We show how the variational formulation introduced by Doering & Constantin to rigorously bound the long-time-averaged total dissipation rate D in turbulent shear flows can be extended to treat other long-time-averaged functionals lim sup(T-->infinity)(1 / T) x integral(0)(T) f (D, D-m, D-v) dt of the total dissipation D, dissipation in the mean field D, and dissipation in the fluctuation field D-v. Attention is focused upon the suite of functionals f = D(D-v/D-m)(n) and f = D-m(D-v/D-m)(n) (n greater than or equal to 0) which include the 'efficiency' functional f = D(D-v/D-m) (Malkus Smith 1989; Smith 1991) and the dissipation in the mean flow f = D, (Malkus 1996) as special cases.
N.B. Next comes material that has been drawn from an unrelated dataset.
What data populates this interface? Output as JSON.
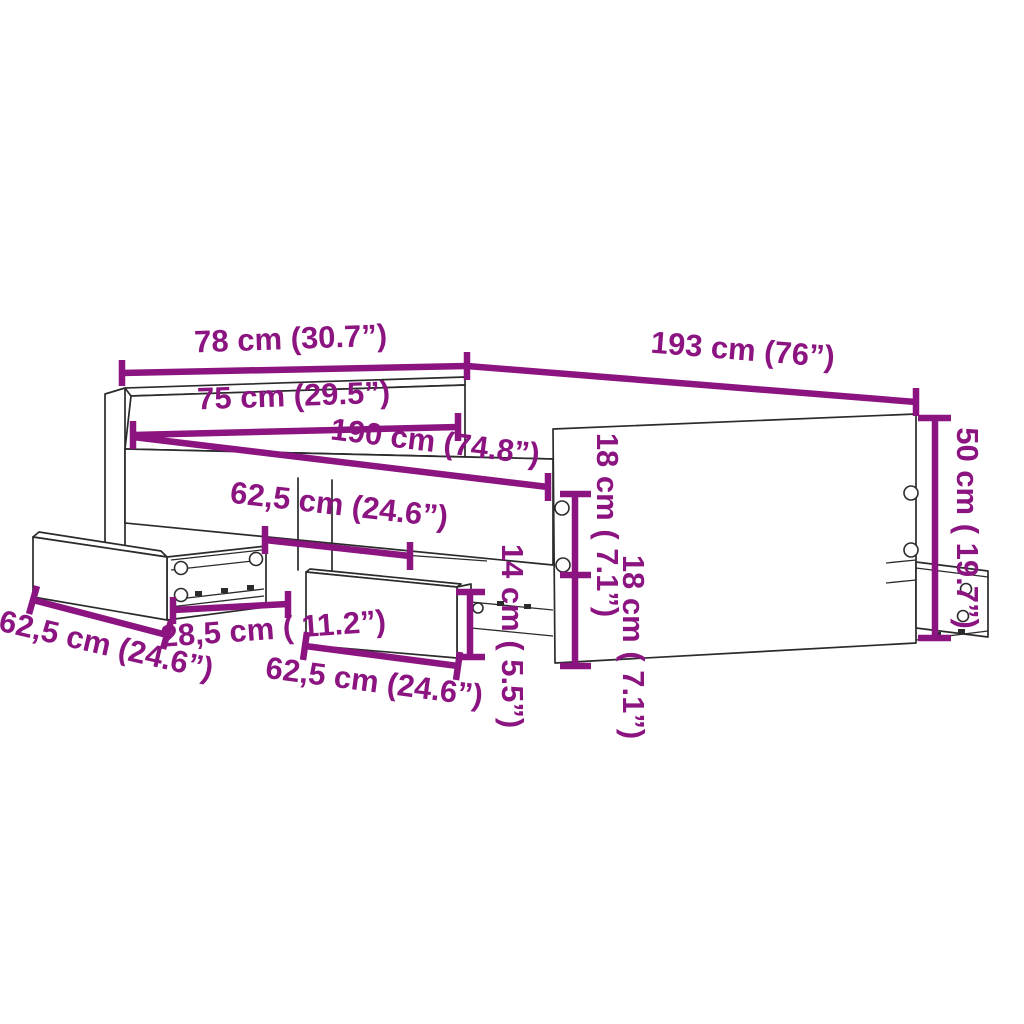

Complementary lower estimates of the rigorous bounds are produced by generalizing Busse's multiple-boundary-layer trial function technique to the appropriate Howard-Busse variational problems built upon the usual assumption of statistical stationarity and constraints of total power balance, mean momentum balance, incompressibility and boundary conditions. The velocity field that optimizes the 'efficiency' functional is found not to capture the asymptotic structure of the observed mean flow in either plane Couette flow or plane Poiseuille flow. However, there is evidence to suppose that it is 'close' to a neighbouring functional that may.